The court has unanimously ruled that such seizures can violate the Eighth Amendment prohibition against excessive fines. The case involved Indiana resident Tyson Timbs, who was convicted of selling $385 worth of cocaine in 2013. He was sentenced to a year home detention, five years probation and fined $1,200. Police also seized his $42,000 Land Rover even though the maximum fine under the law was $10,000.
The Indiana Supreme Court had held that the Excessive Fines Clause in the Eighth Amendment applies only to the federal government and not to the state, but the justices ruled that the Due Process Clause of the 14th Amendment, passed after the Civil War, makes the Eighth Amendment applicable to states as well.
The high court opinion penned by Justice Ruth Bader Ginsburg noted, “When ratified in 1791, the Bill of Rights applied only to the Federal
Government. … ‘The constitutional Amendments adopted in the aftermath of the Civil War,’ however, ‘fundamentally altered our country’s
federal system.’ … With only ‘a handful’ of exceptions, this Court has held that the Fourteenth Amendment’s Due Process Clause incorporates
the protections contained in the Bill of Rights, rendering them applicable to the States.”
Ginsburg also noted that the concept of prohibiting excessive fines dates to the Magna Carta, which required economic sanctions “be
proportioned to the wrong” and “not be so large as to deprive [an offender] of his livelihood.”
Wesley Hottot, an attorney with the Institute for Justice, who argued the case on behalf of Timbs before the court in November, said the
“ruling should go a long way to curtailing what is often called ‘policing for profit’ — where police and prosecutors employ forfeiture
to take someone’s property then sell it, and keep the profits to fund their departments. This gives them a direct financial incentive to
abuse this power and impose excessive fines.”

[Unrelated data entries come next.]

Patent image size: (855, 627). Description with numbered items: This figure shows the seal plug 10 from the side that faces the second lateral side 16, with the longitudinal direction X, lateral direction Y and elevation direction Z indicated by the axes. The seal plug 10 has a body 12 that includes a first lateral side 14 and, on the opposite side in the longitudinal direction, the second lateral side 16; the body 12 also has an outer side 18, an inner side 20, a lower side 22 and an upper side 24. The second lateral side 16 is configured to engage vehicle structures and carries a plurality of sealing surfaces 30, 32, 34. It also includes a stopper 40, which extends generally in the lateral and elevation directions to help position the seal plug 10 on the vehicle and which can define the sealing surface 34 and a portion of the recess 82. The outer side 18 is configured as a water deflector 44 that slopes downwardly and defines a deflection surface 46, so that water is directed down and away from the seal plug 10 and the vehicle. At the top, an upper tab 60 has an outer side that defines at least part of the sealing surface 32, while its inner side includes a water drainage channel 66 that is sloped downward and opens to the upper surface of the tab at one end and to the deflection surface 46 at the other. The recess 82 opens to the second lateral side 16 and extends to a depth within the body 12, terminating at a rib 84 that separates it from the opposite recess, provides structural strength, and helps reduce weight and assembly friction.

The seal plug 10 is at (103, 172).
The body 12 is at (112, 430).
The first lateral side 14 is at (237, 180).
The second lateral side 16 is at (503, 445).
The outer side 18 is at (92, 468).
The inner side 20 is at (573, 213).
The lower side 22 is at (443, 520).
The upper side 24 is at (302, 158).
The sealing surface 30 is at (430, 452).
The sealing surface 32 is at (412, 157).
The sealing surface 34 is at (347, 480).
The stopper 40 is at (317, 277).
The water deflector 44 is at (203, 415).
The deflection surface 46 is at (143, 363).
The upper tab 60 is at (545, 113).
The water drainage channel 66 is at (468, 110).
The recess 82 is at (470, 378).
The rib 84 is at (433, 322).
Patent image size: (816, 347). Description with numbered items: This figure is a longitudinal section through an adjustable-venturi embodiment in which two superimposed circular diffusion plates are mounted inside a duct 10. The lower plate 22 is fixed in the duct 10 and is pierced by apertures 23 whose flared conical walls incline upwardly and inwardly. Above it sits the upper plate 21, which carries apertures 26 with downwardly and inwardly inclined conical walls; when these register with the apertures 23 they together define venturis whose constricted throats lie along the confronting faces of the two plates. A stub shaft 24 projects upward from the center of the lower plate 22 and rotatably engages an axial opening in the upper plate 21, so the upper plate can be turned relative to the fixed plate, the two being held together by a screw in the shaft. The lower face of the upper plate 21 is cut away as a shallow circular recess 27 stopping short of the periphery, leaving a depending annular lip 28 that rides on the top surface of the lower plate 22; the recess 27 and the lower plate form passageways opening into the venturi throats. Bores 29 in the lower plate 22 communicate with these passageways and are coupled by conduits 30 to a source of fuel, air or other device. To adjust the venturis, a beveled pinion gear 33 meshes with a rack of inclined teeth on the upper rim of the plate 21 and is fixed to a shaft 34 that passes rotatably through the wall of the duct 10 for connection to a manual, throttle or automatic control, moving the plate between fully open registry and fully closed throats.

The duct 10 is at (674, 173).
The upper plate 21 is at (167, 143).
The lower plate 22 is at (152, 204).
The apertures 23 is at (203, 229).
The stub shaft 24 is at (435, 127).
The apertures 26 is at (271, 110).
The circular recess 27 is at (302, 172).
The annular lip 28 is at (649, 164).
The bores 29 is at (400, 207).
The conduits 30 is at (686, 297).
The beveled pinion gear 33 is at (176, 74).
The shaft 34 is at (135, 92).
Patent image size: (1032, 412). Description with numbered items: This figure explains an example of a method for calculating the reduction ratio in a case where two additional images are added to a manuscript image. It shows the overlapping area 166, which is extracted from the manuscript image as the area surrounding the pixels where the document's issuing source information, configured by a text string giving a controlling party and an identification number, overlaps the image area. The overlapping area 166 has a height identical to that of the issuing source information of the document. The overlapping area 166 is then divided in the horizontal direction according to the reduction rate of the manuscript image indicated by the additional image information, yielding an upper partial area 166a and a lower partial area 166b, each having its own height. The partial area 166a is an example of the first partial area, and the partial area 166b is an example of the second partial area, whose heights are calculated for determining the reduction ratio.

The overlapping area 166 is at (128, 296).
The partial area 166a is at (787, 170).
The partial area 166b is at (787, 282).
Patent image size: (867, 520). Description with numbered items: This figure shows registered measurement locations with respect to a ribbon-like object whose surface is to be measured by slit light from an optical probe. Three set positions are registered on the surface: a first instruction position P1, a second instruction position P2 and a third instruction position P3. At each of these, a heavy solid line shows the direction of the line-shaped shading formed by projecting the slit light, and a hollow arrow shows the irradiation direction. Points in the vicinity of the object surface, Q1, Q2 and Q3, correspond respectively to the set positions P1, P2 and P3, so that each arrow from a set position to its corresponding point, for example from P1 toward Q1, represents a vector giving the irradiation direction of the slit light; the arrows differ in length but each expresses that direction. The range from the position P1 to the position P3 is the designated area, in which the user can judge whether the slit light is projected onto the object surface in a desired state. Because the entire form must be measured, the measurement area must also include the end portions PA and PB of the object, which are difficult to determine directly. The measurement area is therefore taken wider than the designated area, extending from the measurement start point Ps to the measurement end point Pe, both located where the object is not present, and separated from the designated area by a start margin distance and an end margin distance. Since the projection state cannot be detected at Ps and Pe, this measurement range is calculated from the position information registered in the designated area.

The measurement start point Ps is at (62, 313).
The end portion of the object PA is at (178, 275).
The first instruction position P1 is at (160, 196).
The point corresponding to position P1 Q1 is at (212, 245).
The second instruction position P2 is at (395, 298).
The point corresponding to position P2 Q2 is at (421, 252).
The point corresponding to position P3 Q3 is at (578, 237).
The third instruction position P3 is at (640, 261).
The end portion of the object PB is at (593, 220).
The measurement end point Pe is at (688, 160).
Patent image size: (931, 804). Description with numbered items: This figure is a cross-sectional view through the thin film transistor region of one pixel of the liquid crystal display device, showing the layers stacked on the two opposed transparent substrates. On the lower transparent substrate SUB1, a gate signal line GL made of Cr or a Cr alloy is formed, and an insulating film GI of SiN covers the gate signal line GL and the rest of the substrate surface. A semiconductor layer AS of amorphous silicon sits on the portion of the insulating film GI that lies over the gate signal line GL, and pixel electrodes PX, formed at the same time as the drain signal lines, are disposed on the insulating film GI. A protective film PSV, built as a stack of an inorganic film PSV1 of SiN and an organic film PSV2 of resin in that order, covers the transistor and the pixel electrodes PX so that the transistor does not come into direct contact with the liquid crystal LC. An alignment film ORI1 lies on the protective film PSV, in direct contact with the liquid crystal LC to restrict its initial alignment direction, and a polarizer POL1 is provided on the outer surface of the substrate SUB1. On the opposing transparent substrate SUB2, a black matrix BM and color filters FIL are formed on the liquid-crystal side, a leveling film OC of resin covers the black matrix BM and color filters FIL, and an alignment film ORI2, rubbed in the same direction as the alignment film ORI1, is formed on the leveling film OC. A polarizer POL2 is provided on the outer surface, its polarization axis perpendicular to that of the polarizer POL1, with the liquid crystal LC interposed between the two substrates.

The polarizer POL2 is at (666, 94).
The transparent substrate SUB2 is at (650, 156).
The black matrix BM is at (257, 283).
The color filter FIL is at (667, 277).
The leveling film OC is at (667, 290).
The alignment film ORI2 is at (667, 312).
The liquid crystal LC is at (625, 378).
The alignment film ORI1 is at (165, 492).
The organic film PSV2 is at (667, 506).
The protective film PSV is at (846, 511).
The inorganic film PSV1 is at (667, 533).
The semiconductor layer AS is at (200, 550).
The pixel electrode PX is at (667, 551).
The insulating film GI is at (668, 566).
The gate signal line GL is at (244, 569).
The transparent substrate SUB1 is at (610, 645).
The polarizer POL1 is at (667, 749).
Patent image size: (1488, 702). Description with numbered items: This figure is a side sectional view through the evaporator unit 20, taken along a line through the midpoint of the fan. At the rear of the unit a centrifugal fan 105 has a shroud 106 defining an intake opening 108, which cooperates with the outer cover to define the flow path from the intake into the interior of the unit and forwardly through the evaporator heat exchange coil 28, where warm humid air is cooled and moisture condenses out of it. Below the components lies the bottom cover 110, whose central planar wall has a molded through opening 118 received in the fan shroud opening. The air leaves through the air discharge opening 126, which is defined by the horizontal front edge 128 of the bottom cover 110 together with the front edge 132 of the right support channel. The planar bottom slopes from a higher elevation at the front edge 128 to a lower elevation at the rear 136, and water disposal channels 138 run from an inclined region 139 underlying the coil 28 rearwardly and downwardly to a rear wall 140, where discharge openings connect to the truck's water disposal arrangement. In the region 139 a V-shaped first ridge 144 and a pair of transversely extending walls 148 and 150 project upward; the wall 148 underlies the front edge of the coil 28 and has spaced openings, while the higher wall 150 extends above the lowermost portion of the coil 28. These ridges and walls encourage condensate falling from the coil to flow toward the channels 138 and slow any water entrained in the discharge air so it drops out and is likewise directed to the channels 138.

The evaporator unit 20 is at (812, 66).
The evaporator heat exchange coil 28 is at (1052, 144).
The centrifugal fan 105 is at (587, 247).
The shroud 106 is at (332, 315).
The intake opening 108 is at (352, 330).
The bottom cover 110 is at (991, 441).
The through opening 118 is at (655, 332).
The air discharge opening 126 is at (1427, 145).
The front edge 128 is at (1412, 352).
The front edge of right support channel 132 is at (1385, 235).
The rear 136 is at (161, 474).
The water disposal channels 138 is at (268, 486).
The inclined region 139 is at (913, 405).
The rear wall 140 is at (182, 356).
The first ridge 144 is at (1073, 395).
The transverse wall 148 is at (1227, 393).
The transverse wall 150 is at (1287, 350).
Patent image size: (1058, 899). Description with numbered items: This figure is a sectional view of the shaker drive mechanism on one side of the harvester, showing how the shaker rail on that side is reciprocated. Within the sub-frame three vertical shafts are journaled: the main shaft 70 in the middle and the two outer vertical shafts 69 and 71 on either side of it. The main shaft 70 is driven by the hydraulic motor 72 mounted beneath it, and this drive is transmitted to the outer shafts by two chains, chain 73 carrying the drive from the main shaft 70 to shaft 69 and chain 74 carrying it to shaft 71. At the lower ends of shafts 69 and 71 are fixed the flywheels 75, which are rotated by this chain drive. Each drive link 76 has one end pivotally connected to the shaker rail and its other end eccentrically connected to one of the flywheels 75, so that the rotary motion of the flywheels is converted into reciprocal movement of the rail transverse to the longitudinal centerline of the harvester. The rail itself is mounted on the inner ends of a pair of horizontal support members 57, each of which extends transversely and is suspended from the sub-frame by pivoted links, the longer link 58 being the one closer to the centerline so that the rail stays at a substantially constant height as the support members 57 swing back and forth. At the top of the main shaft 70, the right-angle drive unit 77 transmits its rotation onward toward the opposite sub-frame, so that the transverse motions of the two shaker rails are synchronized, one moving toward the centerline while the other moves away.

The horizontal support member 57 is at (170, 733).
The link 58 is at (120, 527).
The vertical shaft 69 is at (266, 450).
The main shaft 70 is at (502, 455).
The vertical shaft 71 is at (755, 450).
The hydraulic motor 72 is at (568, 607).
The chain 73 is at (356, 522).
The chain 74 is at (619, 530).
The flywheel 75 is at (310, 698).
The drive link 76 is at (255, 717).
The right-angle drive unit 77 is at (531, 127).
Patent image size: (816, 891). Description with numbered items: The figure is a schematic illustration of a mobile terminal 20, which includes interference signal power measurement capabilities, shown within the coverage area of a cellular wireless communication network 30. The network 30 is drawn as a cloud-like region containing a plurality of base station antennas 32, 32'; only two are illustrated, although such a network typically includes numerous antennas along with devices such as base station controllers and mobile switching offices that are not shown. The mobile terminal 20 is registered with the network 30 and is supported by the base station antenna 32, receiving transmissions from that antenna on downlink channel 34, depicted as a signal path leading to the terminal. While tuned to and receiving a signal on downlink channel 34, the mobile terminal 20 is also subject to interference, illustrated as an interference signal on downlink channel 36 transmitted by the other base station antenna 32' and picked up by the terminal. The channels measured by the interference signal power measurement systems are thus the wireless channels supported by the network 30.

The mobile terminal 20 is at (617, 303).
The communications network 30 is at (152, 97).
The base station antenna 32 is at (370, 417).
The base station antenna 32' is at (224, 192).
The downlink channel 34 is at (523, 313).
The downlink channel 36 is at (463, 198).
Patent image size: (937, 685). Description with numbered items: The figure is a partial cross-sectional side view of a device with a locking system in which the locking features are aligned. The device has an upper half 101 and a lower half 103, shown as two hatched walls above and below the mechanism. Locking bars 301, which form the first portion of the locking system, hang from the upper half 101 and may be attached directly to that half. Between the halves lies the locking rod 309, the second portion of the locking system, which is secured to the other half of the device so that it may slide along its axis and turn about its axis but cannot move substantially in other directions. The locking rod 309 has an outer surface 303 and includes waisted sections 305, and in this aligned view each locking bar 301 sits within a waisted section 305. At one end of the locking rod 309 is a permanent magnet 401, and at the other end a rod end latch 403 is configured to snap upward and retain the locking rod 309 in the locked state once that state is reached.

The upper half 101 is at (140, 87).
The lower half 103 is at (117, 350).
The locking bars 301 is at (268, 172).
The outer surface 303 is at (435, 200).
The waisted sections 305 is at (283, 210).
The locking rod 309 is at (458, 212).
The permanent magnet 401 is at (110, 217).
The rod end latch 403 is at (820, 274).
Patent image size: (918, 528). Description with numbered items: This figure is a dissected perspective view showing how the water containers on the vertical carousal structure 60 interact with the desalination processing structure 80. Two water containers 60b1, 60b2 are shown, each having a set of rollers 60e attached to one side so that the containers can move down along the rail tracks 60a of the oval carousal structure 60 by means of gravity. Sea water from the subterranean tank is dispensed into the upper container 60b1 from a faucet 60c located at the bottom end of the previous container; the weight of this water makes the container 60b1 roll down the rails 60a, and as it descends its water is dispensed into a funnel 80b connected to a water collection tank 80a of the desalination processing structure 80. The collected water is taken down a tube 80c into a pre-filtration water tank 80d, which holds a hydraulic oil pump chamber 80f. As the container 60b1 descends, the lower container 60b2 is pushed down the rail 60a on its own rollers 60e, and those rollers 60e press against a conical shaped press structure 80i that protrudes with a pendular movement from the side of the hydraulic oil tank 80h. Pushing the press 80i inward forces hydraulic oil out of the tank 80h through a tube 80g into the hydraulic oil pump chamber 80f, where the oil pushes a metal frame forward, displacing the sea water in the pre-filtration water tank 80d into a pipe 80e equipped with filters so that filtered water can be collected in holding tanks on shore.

Justices Clarence Thomas and Neil Gorsuch concurred with the court’s conclusion but quibbled on how the Constitution should be interpreted to reach that conclusion. Thomas’ concurring opinion said the case has nothing to do with due process but rather strikes to the core protection afforded by the 14th Amendment, which protects privileges and immunities.
The 14th reads in part: “No state shall make or enforce any law which shall abridge the privileges or immunities of citizens of the United
States; nor shall any state deprive any person of life, liberty, or property, without due process of law; nor deny to any person within
its jurisdiction the equal protection of the laws.”
Asset forfeitures arguably constitute due process, but certainly can abridge the immunity from excessive fines.
Thomas recounted that the 14th Amendment was specifically passed to address this very issue of excessive fines that were passed in Southern states as part of the Black Codes.
“For example,” Thomas wrote, “under Mississippi law, adult ‘freedmen, free negroes and mulattoes’ ‘without lawful employment’ faced $50 in fines and 10 days’ imprisonment for vagrancy. … Those convicted had five days to pay or they would be arrested and leased to ‘any person
who will, for the shortest period of service, pay said fine and forfeiture and all costs.’ … Members of Congress criticized such laws ‘for selling [black] men into slavery in punishment of crimes of the slightest magnitude.’”
Thomas concluded, “The attention given to abusive fines at the time of the Fourteenth Amendment, along with the ubiquity of state
excessive-fines provisions, demonstrates that the public continued to understand the prohibition on excessive fines to be a fundamental
right of American citizenship.”
This ruling should help curb asset forfeiture abuses that have occurred in Nevada. In 2013 police seized $167,000 from a man driving
a motor home through Elko County. A judge later ordered the money returned.
Over a two-year period Humboldt County deputies seized $180,000 in cash from motorists. One deputy was caught on tape telling a tourist,
“You’ll burn it up in attorney fees before we give it back to you.”
The U.S. attorney’s office in Las Vegas demanded a local woman forfeit the $76,667 in salary she earned while running an office for her brother, who was later convicted of mortgage fraud. A federal judge called the forfeiture effort an “egregious miscarriage of justice.”
This ruling should put a stop to such abuses.